What Is High Life's Ending Really About?
However, breaking High Life down in terms of plot does it a great disservice. Denis is far less interested in the how of this narrative than she is the why of it all. The film opens with Monte and Willow alone on the ship and the events that led to their isolation are peppered throughout, building the overwhelmingly unnerving sense of dread that dominates their lives. We see Monte doting on Willow, teaching her words like “taboo” and finding peace in this isolation, then we jump back to the building madness that decimated the ship’s crew. Moments of parental warmth, like Willow’s first steps and Pattinson singing her a lullaby, are disturbed by the shock of her conception and the people driven to madness by one doctor’s obsessive pursuit of Willow’s creation.
High Life is a film of extremes, from the familial sweetness of Monte and Willow to the invasive horror of sexual assault. High Life’s unflinching depiction of rape and reproductive coercion has proven to be some of its most troublesome aspects for many viewers, and part of what makes watching it so frustrating. In one of the film’s most striking and mind-boggling scenes, Dr. Dibs pleasures herself on a machine designed to masturbate the crew-mates, bluntly titled “the f*ck box”. Sex is stripped of its intimacy and inter-personal contact and reduced to a clinical activity aided by foreboding chrome black machinery. The f*ck box is a place of oblivion, much like sex itself in the context of the story, an apt metaphor given the ship’s ultimate mission towards the black hole.
What Happens in the Black Hole At The End Of High Life?
High Life’s depiction of a black hole already seems ahead of its time; as many critics and scientists have already noted how much Denis' take looks like the ground-breaking image taken by the Event Horizon Telescope that was revealed to the public last month. Denis compared it to "a crocodile eye" and it's certainly an unforgettable image, both beautiful and utterly terrifying. The second half of the movie jumps forward further in time to show Monte with a new adolescent Willow as the pair move closer to the edge of space and the unknown of the black hole. Willow, now old enough to talk back to Monte and demand a say in how things are done on the crumbling ship, convinces her father to board an escape pod with her and journey through the black hole.

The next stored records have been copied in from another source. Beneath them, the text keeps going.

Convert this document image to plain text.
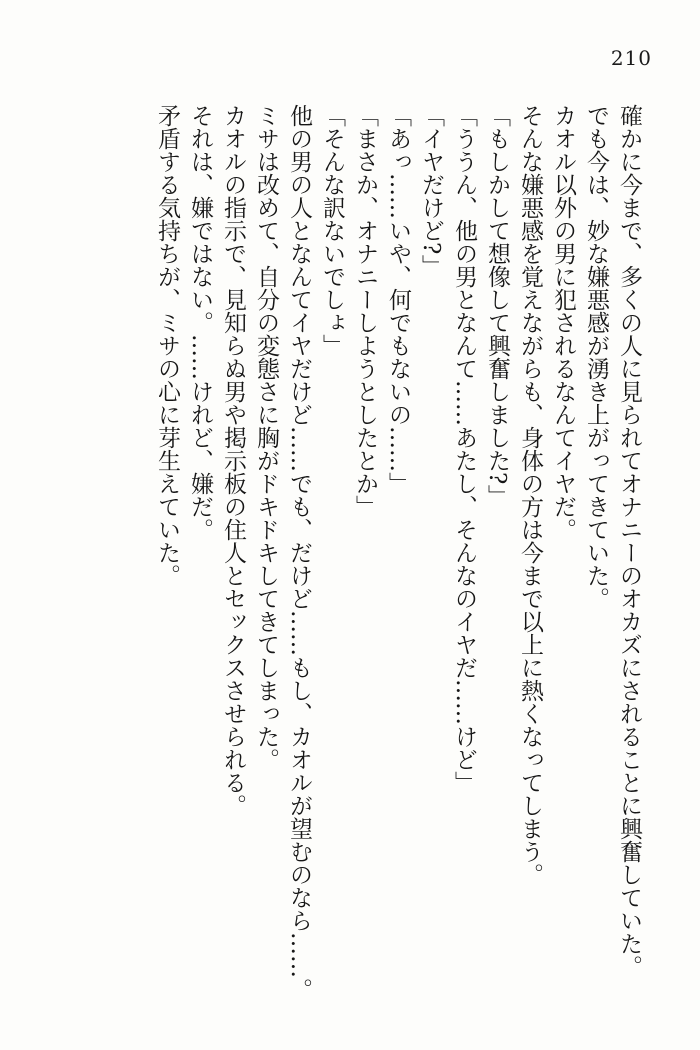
210

確かに今まで、多くの人に見られてオナニーのオカズにされることに興奮していた。

でも今は、妙な嫌悪感が湧き上がってきていた。

カオル以外の男に犯されるなんてイヤだ。

そんな嫌悪感を覚えながらも、身体の方は今まで以上に熱くなってしまう。

「もしかして想像して興奮しました?」

「ううん、他の男となんて……あたし、そんなのイヤだ……けど」

「イヤだけど?」

「あっ……いや、何でもないの……」

「まさか、オナニーしようとしたとか」

「そんな訳ないでしょ」

他の男の人となんてイヤだけど……でも、だけど……もし、カオルが望むのなら……。

ミサは改めて、自分の変態さに胸がドキドキしてきてしまった。

カオルの指示で、見知らぬ男や掲示板の住人とセックスさせられる。

それは、嫌ではない。……けれど、嫌だ。

矛盾する気持ちが、ミサの心に芽生えていた。
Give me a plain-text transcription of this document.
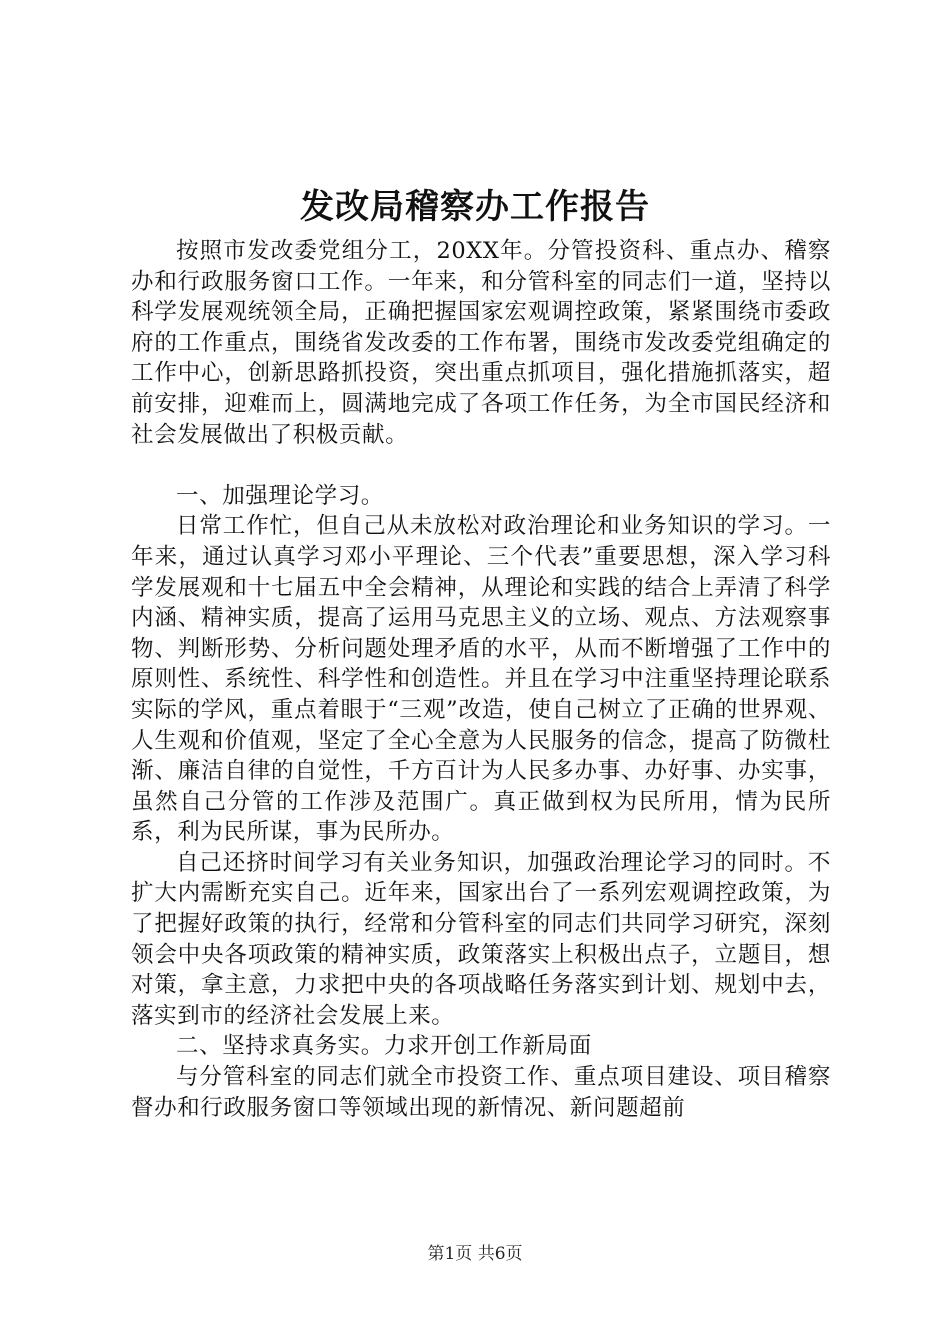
发改局稽察办工作报告

按照市发改委党组分工，20XX年。分管投资科、重点办、稽察办和行政服务窗口工作。一年来，和分管科室的同志们一道，坚持以科学发展观统领全局，正确把握国家宏观调控政策，紧紧围绕市委政府的工作重点，围绕省发改委的工作布署，围绕市发改委党组确定的工作中心，创新思路抓投资，突出重点抓项目，强化措施抓落实，超前安排，迎难而上，圆满地完成了各项工作任务，为全市国民经济和社会发展做出了积极贡献。

一、加强理论学习。

日常工作忙，但自己从未放松对政治理论和业务知识的学习。一年来，通过认真学习邓小平理论、三个代表”重要思想，深入学习科学发展观和十七届五中全会精神，从理论和实践的结合上弄清了科学内涵、精神实质，提高了运用马克思主义的立场、观点、方法观察事物、判断形势、分析问题处理矛盾的水平，从而不断增强了工作中的原则性、系统性、科学性和创造性。并且在学习中注重坚持理论联系实际的学风，重点着眼于“三观”改造，使自己树立了正确的世界观、人生观和价值观，坚定了全心全意为人民服务的信念，提高了防微杜渐、廉洁自律的自觉性，千方百计为人民多办事、办好事、办实事，虽然自己分管的工作涉及范围广。真正做到权为民所用，情为民所系，利为民所谋，事为民所办。

自己还挤时间学习有关业务知识，加强政治理论学习的同时。不扩大内需断充实自己。近年来，国家出台了一系列宏观调控政策，为了把握好政策的执行，经常和分管科室的同志们共同学习研究，深刻领会中央各项政策的精神实质，政策落实上积极出点子，立题目，想对策，拿主意，力求把中央的各项战略任务落实到计划、规划中去，落实到市的经济社会发展上来。

二、坚持求真务实。力求开创工作新局面

与分管科室的同志们就全市投资工作、重点项目建设、项目稽察督办和行政服务窗口等领域出现的新情况、新问题超前

第1页 共6页
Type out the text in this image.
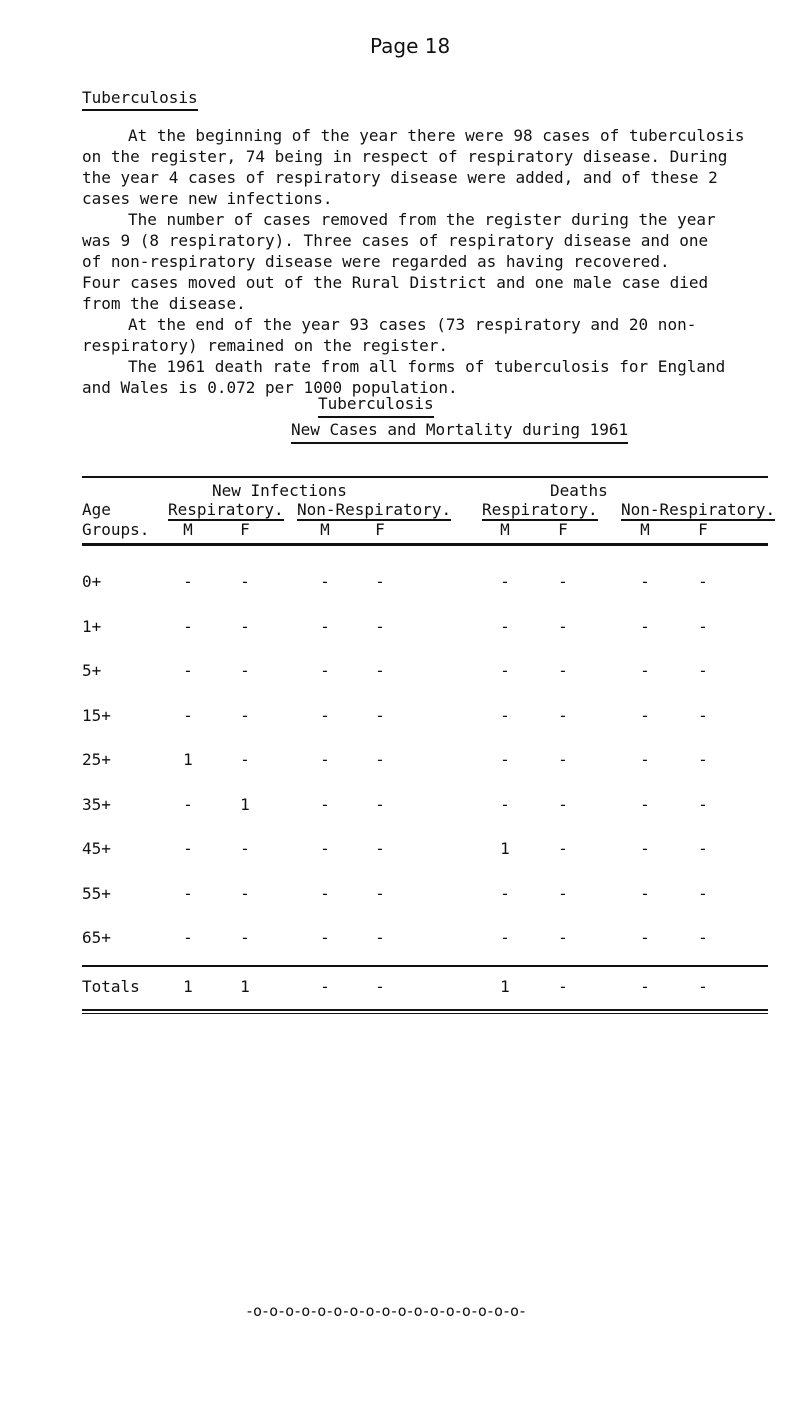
Page 18
Tuberculosis
At the beginning of the year there were 98 cases of tuberculosis
on the register, 74 being in respect of respiratory disease. During
the year 4 cases of respiratory disease were added, and of these 2
cases were new infections.
The number of cases removed from the register during the year
was 9 (8 respiratory). Three cases of respiratory disease and one
of non-respiratory disease were regarded as having recovered.
Four cases moved out of the Rural District and one male case died
from the disease.
At the end of the year 93 cases (73 respiratory and 20 non-
respiratory) remained on the register.
The 1961 death rate from all forms of tuberculosis for England
and Wales is 0.072 per 1000 population.
Tuberculosis
New Cases and Mortality during 1961
New Infections	Deaths
Age
Groups.
Respiratory. Non-Respiratory. Respiratory. Non-Respiratory.
M	F	M	F	M	F	M	F
0+	-	-	-	-	-	-	-	-
1+	-	-	-	-	-	-	-	-
5+	-	-	-	-	-	-	-	-
15+	-	-	-	-	-	-	-	-
25+	1	-	-	-	-	-	-	-
35+	-	1	-	-	-	-	-	-
45+	-	-	-	-	1	-	-	-
55+	-	-	-	-	-	-	-	-
65+	-	-	-	-	-	-	-	-
Totals	1	1	-	-	1	-	-	-
-o-o-o-o-o-o-o-o-o-o-o-o-o-o-o-o-o-
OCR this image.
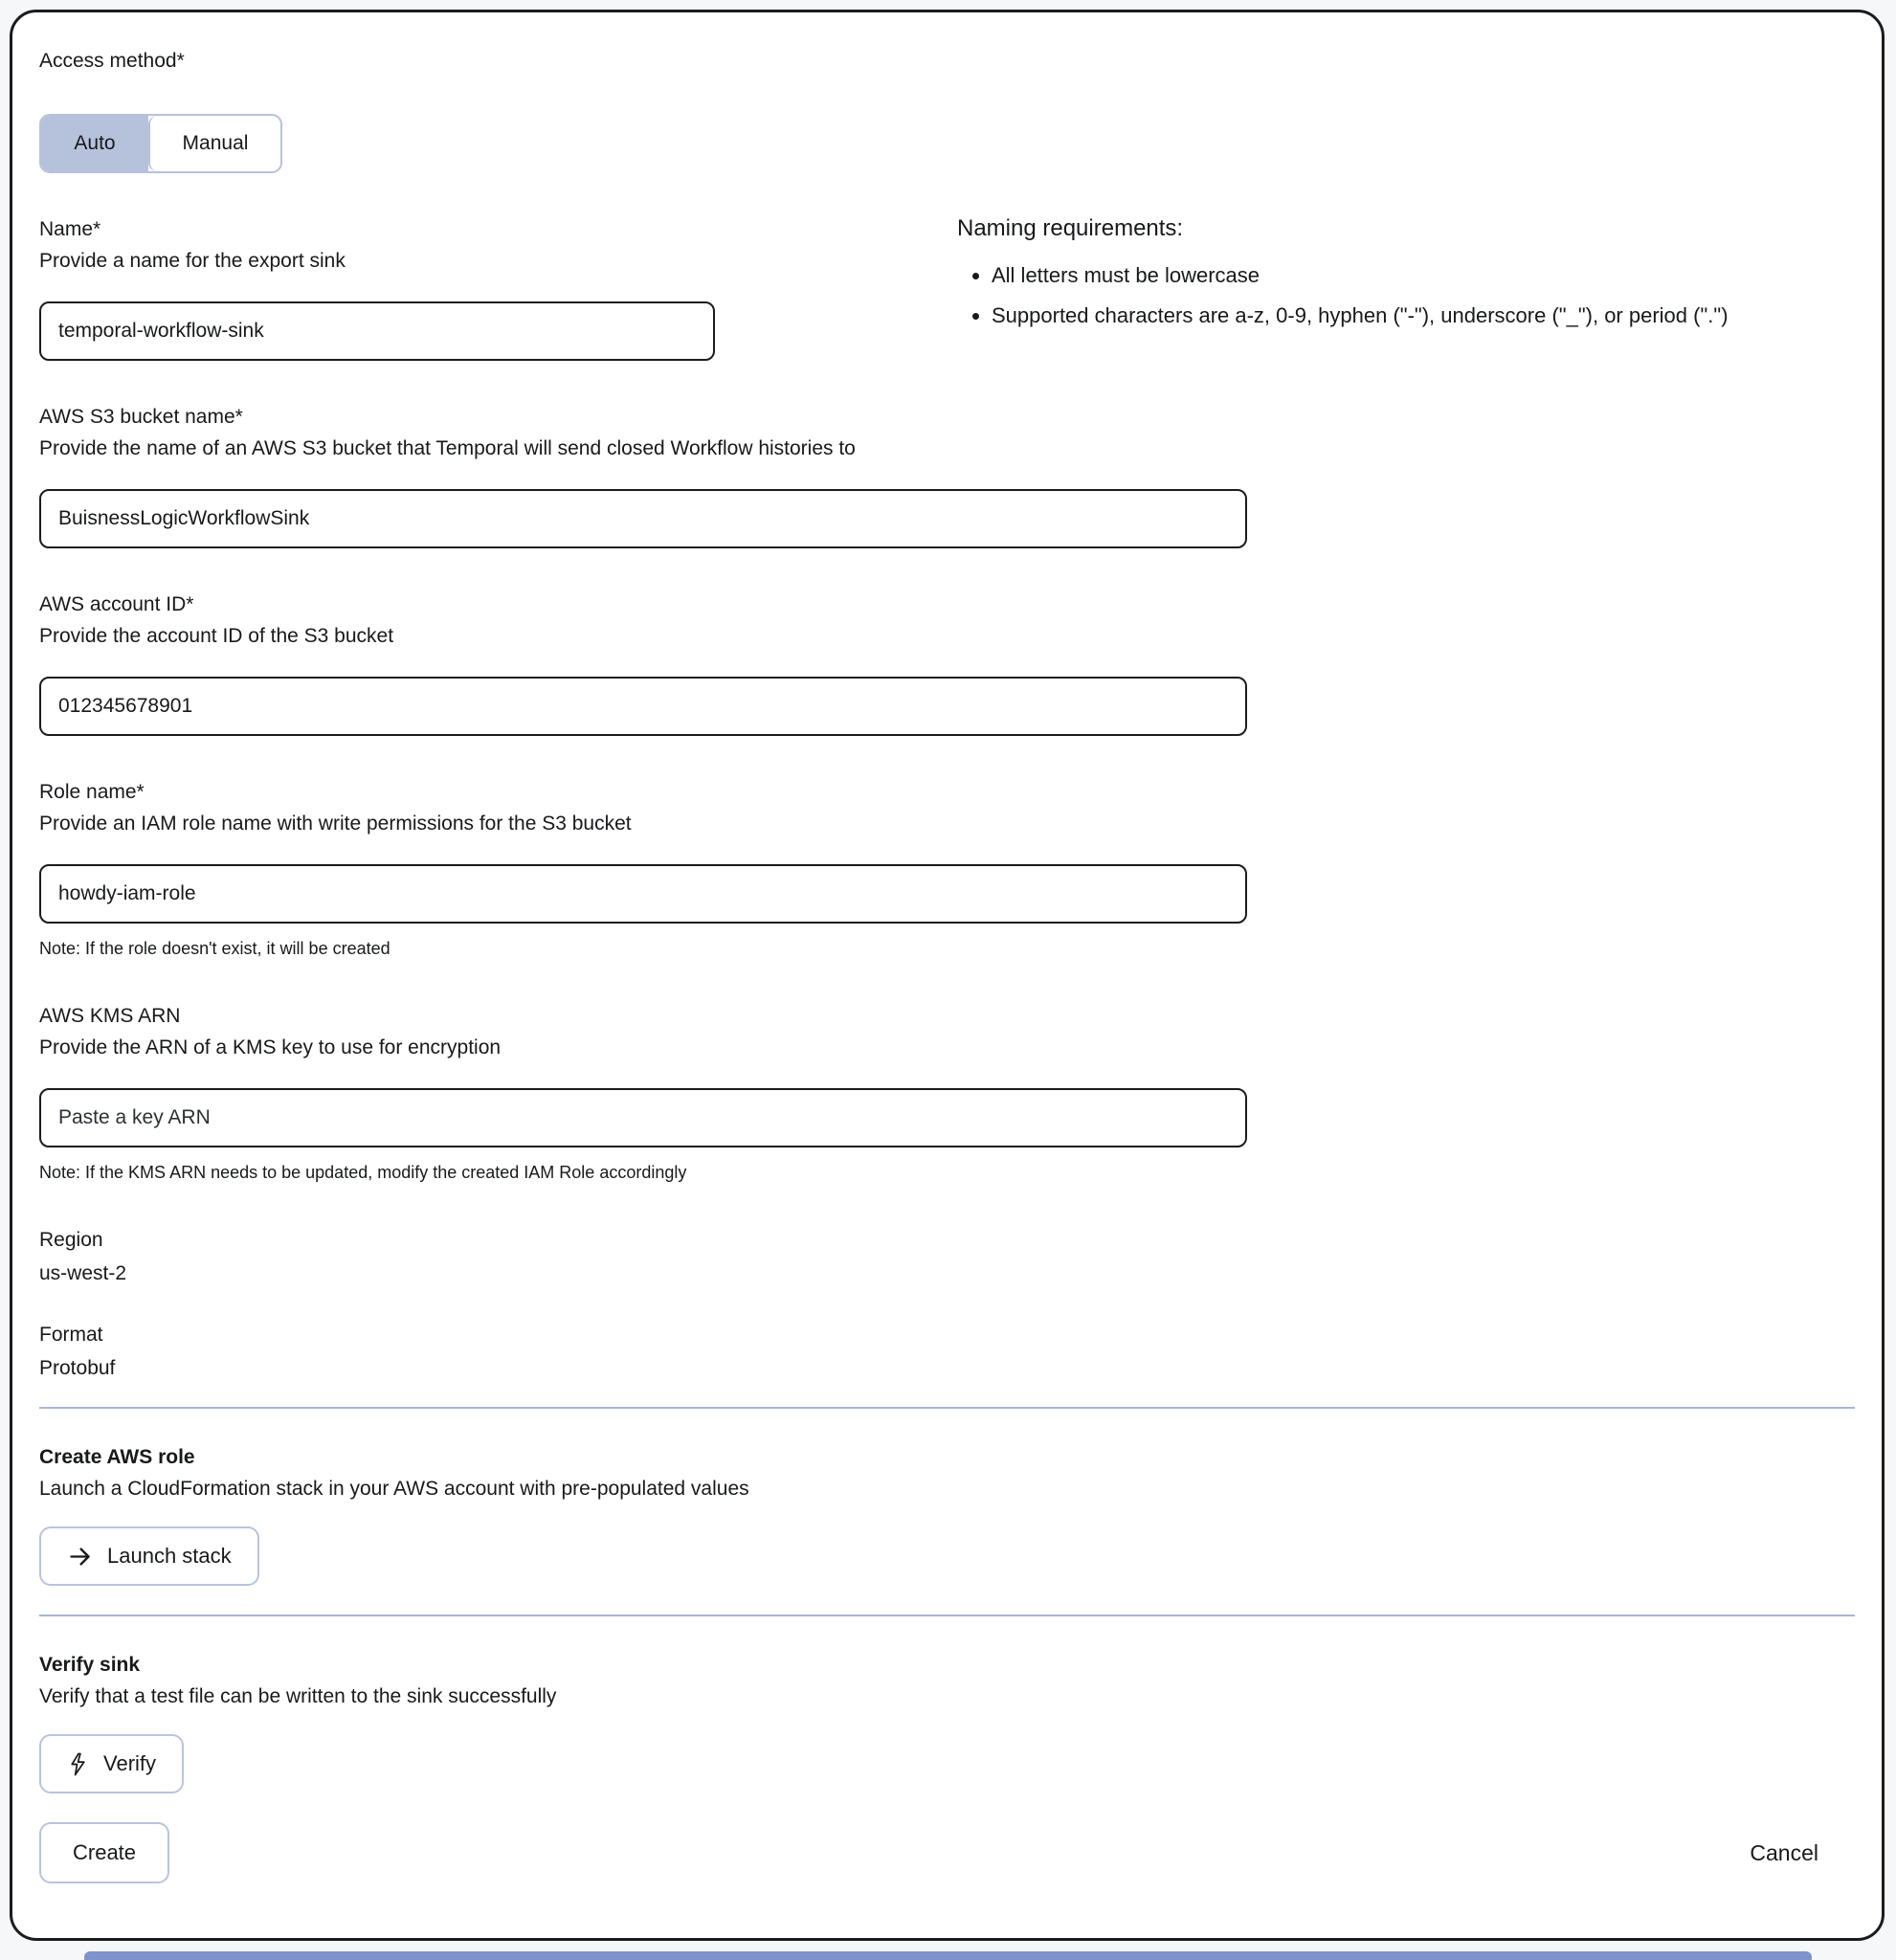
Access method*
Auto	Manual
Name*
Provide a name for the export sink
temporal-workflow-sink
Naming requirements:
• All letters must be lowercase
• Supported characters are a-z, 0-9, hyphen ("-"), underscore ("_"), or period (".")
AWS S3 bucket name*
Provide the name of an AWS S3 bucket that Temporal will send closed Workflow histories to
BuisnessLogicWorkflowSink
AWS account ID*
Provide the account ID of the S3 bucket
012345678901
Role name*
Provide an IAM role name with write permissions for the S3 bucket
howdy-iam-role
Note: If the role doesn't exist, it will be created
AWS KMS ARN
Provide the ARN of a KMS key to use for encryption
Paste a key ARN
Note: If the KMS ARN needs to be updated, modify the created IAM Role accordingly
Region
us-west-2
Format
Protobuf
Create AWS role
Launch a CloudFormation stack in your AWS account with pre-populated values
Launch stack
Verify sink
Verify that a test file can be written to the sink successfully
Verify
Create	Cancel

The climax is one of the most visually astounding moments of the year on film: a minimalist take on the wonders of space that is both beautiful and utterly horrifying. It’s also maybe the most striking and blunt cinematic metaphors for parenthood of the past decade. Being a father, Monte realizes, is a black hole of uncertainty with no clear route through to the other side, but if you pull it off then the results can be truly wondrous. Whether or not Monte and Willow make it out of the black hole alive is almost irrelevant. Even Denis herself doesn't know or care about the secrets of the black hole or what it holds for her protagonists.
Speaking at the Toronto International Film Festival last year, Denis mused, "What is nothing, when there is no time and no space? I don't know." The power of High Life is in the risk that they take. In their final exchange, Monte asks Willow, "Shall we?" She responds with a "Yes." The world is uncertain but they, in their bonds of love, are not, and that’s what makes High Life one of the best films of 2019 so far.